I am trying to compute the blurriness of an image by using LaplacianFilter.
According to this article: https://www.pyimagesearch.com/2015/09/07/blur-detection-with-opencv/ I have to compute the variance of the output image. The problem is I don't understand conceptually how do I compute variance of an image.
Every pixel has 4 values for every color channel, therefore I can compute the variance of every channel, but then I get 4 values, or even 16 by computing variance-covariance matrix, but according to the OpenCV example, they have only 1 number.
After computing that number, they just play with the threshold in order to make a binary decision, whether the image is blurry or not.
PS. by no means I am an expert on this topic, therefore my statements can make no sense.

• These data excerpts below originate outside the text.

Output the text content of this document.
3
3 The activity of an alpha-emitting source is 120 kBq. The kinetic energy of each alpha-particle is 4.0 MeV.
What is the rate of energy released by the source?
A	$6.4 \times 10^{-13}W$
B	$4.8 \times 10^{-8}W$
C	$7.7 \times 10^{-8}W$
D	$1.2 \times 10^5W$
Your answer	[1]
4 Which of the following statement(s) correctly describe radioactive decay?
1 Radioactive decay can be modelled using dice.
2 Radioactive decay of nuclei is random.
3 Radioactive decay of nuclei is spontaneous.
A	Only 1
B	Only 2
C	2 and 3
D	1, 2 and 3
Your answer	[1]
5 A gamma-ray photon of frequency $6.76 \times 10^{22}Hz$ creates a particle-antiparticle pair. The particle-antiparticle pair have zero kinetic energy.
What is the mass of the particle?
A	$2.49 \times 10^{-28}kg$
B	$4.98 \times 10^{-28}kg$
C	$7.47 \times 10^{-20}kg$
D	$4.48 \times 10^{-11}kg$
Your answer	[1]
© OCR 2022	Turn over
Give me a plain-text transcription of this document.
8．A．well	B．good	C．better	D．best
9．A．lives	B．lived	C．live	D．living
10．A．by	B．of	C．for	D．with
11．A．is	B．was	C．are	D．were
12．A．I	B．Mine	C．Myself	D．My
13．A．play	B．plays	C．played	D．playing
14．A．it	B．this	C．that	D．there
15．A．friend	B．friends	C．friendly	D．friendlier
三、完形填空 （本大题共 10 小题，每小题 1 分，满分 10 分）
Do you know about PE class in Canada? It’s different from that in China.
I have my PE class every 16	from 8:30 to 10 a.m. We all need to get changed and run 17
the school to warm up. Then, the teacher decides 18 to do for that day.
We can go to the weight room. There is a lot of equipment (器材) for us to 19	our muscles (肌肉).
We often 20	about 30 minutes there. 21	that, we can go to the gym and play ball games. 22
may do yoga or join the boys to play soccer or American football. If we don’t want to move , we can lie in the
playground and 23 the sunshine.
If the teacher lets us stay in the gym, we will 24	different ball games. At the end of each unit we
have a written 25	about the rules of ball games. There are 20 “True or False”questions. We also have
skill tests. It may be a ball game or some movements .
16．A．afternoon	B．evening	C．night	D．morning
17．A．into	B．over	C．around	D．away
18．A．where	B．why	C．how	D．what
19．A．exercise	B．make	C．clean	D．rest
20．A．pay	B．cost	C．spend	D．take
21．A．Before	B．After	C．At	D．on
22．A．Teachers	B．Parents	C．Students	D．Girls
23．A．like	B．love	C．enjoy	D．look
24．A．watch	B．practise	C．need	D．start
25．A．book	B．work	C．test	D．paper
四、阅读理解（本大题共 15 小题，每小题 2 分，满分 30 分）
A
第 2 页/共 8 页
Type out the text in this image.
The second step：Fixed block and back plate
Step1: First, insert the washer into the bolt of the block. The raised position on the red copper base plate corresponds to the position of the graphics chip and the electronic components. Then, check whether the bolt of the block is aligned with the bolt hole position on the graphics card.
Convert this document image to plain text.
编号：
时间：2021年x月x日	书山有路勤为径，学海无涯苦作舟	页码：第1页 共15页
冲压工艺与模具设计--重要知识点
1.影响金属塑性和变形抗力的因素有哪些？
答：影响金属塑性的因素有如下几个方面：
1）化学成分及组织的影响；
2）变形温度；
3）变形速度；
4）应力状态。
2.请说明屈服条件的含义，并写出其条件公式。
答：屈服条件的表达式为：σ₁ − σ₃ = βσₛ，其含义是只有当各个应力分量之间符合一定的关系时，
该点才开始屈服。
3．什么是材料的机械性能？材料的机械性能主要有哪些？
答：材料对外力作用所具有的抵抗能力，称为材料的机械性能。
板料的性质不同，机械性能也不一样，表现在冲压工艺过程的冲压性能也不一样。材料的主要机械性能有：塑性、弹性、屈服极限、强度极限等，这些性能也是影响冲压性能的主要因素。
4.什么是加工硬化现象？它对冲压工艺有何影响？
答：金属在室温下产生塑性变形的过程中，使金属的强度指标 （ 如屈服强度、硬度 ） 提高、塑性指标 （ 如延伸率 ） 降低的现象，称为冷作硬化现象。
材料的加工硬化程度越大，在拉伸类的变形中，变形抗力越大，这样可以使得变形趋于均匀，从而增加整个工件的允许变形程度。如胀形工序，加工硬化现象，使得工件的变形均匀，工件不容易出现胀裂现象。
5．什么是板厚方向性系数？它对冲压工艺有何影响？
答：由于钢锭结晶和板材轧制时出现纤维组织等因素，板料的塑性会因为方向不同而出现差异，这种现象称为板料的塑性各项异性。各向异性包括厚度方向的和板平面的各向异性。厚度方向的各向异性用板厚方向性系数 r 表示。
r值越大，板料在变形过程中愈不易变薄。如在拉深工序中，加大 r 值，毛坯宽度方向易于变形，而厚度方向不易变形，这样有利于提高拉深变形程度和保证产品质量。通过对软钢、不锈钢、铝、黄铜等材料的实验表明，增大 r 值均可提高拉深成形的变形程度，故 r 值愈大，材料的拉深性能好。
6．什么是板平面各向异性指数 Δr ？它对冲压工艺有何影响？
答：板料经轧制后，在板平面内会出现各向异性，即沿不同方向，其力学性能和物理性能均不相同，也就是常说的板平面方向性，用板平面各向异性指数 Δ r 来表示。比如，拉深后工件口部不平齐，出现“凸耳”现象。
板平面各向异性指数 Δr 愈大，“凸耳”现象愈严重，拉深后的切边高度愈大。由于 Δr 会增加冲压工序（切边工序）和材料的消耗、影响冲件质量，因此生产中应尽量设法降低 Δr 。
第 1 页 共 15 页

If so, please be nice to edit the question.

On sentence description:
The blured image's edge is smoothed, so the variance is small.
1. How variance is calculated.
The core function of the post is:
def variance_of_laplacian(image):
# compute the Laplacian of the image and then return the focus
# measure, which is simply the variance of the Laplacian
return cv2.Laplacian(image, cv2.CV_64F).var()
As Opencv-Python use numpy.ndarray to represent the image, then we have a look on the numpy.var:
Help on function var in module numpy.core.fromnumeric:
var(a, axis=None, dtype=None, out=None, ddof=0, keepdims=<class 'numpy._globals$
Compute the variance along the specified axis.
Returns the variance of the array elements, a measure of the spread of a distribution.
The variance is computed for the flattened array by default, otherwise over the specified axis.
2. Using for picture
This to say, the var is calculated on the flatten laplacian image, or the flatted 1-D array.
To calculate variance of array x, it is:
var = mean(abs(x - x.mean())**2)
For example:
>>> x = np.array([[1, 2], [3, 4]])
>>> x.var()
1.25
>>> np.mean(np.abs(x - x.mean())**2)
1.25
For the laplacian image, it is edged image. Make images using GaussianBlur with different r, then do laplacian filter on them, and calculate the vars:
The blured image's edge is smoothed, so the variance is little.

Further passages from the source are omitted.